Elejalde B R, de Elejalde M M, Lopez F
Clin Genet. 1979 Jul;16(1):1-18. doi: 10.1111/j.1399-0004.1979.tb00842.x.
We had the opportunity to study a family, five of whose members were affected by the Hallervorden-Spatz disease (three males and twin girls). The characteristics of the condition were analyzed and compared with those cases considered by other authors to be affected by the condition. Intrafamilial and interfamilial variations were analysed, and it was the latter that contributed most to the overall variation of the condition. It was clearly established from the reported cases and our family that this is an autosomal recessive condition (P greater than 0.23 +/- 0.08). It is suggested that the condition probably originated in Europe and that it is caused by an inborn error of metabolism related to neuromelanin and the dopaminergic system. The condition affects the muscular tone and voluntary movements progressively, making voluntary coordinated movements, and chewing and swallowing almost impossible, and in the last part of its development mental deterioration, emaciation, severe feeding difficulties and visual impairment are common clinical manifestations. The ages of both onset and death are distributed in a unimodal curve. The mean survival time after diagnosis was 11.18 +/- 7.8 years.

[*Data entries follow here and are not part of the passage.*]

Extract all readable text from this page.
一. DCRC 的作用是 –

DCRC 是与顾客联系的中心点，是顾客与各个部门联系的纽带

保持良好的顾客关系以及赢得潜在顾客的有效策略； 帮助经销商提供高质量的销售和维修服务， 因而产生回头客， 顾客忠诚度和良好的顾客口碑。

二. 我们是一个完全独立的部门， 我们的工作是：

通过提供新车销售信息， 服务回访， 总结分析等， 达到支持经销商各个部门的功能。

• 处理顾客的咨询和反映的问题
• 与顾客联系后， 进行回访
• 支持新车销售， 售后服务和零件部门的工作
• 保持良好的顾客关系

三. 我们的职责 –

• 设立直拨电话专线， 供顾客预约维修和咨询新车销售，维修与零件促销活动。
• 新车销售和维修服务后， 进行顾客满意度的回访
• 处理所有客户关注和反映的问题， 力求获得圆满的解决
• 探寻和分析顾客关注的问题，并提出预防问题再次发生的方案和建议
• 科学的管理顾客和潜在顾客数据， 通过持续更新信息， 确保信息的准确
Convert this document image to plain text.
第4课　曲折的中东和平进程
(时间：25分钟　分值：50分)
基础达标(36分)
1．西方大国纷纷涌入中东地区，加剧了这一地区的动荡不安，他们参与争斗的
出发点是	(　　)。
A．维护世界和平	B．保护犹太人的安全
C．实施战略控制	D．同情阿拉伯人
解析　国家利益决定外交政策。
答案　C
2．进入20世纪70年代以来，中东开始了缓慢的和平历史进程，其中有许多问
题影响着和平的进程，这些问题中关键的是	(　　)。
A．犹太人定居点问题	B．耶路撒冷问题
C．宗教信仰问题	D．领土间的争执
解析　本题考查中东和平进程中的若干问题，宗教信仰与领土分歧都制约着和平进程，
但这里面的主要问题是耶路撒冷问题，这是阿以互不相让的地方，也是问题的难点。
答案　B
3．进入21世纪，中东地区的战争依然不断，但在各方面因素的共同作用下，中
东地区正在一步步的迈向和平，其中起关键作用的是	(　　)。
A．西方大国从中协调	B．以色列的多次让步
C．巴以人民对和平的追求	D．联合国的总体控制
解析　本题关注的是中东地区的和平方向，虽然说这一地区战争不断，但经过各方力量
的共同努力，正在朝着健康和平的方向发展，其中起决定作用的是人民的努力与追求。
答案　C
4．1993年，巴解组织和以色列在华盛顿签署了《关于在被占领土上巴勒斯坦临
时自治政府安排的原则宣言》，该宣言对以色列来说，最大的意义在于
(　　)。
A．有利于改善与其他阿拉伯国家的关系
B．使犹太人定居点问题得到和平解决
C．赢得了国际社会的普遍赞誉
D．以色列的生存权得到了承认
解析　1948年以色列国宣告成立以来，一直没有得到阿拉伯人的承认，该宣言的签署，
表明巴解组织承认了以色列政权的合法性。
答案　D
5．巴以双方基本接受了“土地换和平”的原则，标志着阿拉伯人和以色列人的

我们有机会研究了一个家庭,其五名成员患有哈勒沃登 - 施帕茨病(三名男性和一对双胞胎女孩)。分析了该病症的特征,并与其他作者认为受该病症影响的病例进行了比较。分析了家族内和家族间的变异情况,结果表明后者对该病症的总体变异贡献最大。从已报道的病例和我们研究的家庭中可以明确确定,这是一种常染色体隐性病症(P大于0.23±0.08)。有人提出,这种病症可能起源于欧洲,是由与神经黑色素和多巴胺能系统相关的先天性代谢缺陷引起的。该病症会逐渐影响肌肉张力和自主运动,使自主协调运动、咀嚼和吞咽几乎变得不可能,在其发展的后期,精神衰退、消瘦、严重的进食困难和视力障碍是常见的临床表现。发病年龄和死亡年龄均呈单峰曲线分布。诊断后的平均存活时间为11.18±7.8年。